Arm processors are found in almost all autonomous vehicles these days in one form or another. They might be lock-step Cortex-R processors handling real-time control chores, Cortex-M microcontrollers working on sensors, or higher-end Cortex-A processors for command, control, and telematics.
The 64-bit Cortex-A76 is the company’s new flagship processor that addresses everything from smartphones to servers. The latest addition is the Cortex-A76E that will find its way into autonomous-vehicle designs. It carries the Split/Lock architecture, which is found in the Cortex-R, on over to high-end SoCs (Fig. 1).
1. The Cortex-A76AE aims at safety-critical automotive applications with a split/lock mode that allows separation of cores into isolated groups as well as support lock-step mode between pairs of cores.

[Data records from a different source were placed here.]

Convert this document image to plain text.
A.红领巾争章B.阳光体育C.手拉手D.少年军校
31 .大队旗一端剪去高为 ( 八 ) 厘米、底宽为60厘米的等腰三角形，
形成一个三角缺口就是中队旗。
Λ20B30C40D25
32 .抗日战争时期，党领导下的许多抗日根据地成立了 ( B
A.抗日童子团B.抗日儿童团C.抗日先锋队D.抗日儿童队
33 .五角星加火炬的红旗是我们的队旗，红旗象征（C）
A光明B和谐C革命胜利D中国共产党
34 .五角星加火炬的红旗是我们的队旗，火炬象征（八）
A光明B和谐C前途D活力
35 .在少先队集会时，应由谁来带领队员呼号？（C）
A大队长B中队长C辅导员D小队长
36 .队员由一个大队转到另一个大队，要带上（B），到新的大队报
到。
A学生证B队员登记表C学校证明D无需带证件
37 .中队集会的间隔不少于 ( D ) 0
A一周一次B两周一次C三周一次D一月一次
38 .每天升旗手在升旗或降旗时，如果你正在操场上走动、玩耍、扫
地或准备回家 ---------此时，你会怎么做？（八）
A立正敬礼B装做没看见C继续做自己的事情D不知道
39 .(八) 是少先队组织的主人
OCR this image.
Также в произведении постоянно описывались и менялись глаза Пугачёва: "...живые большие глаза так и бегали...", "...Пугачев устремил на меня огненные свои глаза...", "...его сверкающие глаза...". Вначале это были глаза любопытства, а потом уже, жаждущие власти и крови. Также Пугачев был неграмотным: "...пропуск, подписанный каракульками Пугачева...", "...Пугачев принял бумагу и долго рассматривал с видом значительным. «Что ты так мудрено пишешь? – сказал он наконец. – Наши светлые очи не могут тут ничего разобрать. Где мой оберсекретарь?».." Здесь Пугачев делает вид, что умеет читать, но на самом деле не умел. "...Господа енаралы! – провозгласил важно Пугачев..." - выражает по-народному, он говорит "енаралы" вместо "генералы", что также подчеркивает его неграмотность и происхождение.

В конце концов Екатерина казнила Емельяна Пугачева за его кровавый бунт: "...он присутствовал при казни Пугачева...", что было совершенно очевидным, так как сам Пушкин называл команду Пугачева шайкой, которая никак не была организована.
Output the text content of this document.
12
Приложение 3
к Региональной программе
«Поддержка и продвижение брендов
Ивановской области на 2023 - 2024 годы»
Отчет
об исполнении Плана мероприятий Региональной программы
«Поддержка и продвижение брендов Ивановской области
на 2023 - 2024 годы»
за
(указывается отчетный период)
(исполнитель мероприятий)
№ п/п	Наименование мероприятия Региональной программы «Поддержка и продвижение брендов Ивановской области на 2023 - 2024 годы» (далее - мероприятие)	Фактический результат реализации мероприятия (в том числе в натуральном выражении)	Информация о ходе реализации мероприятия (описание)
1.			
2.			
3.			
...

The Split/Lock support allows multiple cores to be split into separate groups with control over a set of peripherals. The Lock mode allows a pair of cores to be linked in lock-step mode for redundant, safety-critical applications. This has typically been employed in control systems such as brake-by-wire or other areas where failure isn’t an option, or at least not a desirable condition.
The ability to manage how cores are grouped will be a boon to SoC usage within many applications, not just automotive. It provides hardware isolation that’s initiated at boot time before applications are running. Many existing systems have forced partitioning, but that makes the systems less flexible. The new architecture means field updates can change how cores are distributed. It also makes much more sense to overprovision to anticipate future updates or deliver feature enhancements.
The splitting of cores at this level is different than managing multiple cores by a hypervisor. In the latter case, hardware still manages the isolation into virtual-machine partitions. However, this can be changed dynamically while the system is running. It’s actually quite useful, but makes it much more difficult to certify because the boundaries can be easily changed.
Likewise, hypervisor partitioning allows for allocation of peripherals. Again, though, this is a software-managed construct that uses hardware support to limit virtual-machine access to allocated peripherals. It’s even possible to create virtual peripherals that are then managed by the hypervisor or another virtual machine. Arm’s hardware split support forces the hardware into a configuration so that changes can’t be made by the software, even the hypervisor. This is necessary to guarantee that the designed and certified configurations are the only ones that will run on the system.
In the past, this isolation was done by using separate chips with fixed connections. This required custom configurations per application whereas the new approach allows more generic SoCs to be employed in a wide range of environments where each has its own configuration that can be verified. This level of support is needed for ASIL D applications. It’s useful for other applications, but mandatory for certified systems.
Other goodies come with the Cortex-A76AE announcement, too. It’s designed for clusters with up to 64 cores. In addition, it supports a scalable mesh network for on-chip connectivity; the cores include ARM V8.2 reliability, availability, and support (RAS) features. The RAS specification addresses error handling and recovery including features like error synchronization barriers.
The Cortex-A76AE is designed to coexist with ARM’s machine-learning (ML) cores and neural-network (NN) accelerators (Fig. 2). This is key as the Cortex-A76AE cores will be managing and running ML applications for handling the array of sensor inputs from around an autonomous vehicle.
2. The Cortex-A76AE can coexist with ARM’s Mali graphics in addition to machine-learning cores and neural-network accelerators.
The ability to put more functionality into a single chip will be important in reducing power and the bill of materials (BOM) for systems that are becoming more complex. The approach improves the ability of developers to detect and manage errors while simplifying software that will run into billions of lines of code for autonomous vehicles. It’s likely to be more complex than even avionic systems, where safety concerns have been the highest. Part of the problem is that automotive environments are actually more difficult for computers to address than aircraft that have fewer obstacles to contend with and are used in more controlled environments.
The added level of safety and management comes at a cost, but Arm is looking to deliver power-efficient designs. A typical 16-core Cortex-A76AE system with CMN-600AE done using 7-nm technology will use less than 25 W while being suitable for ISO26262 ASIL D certification.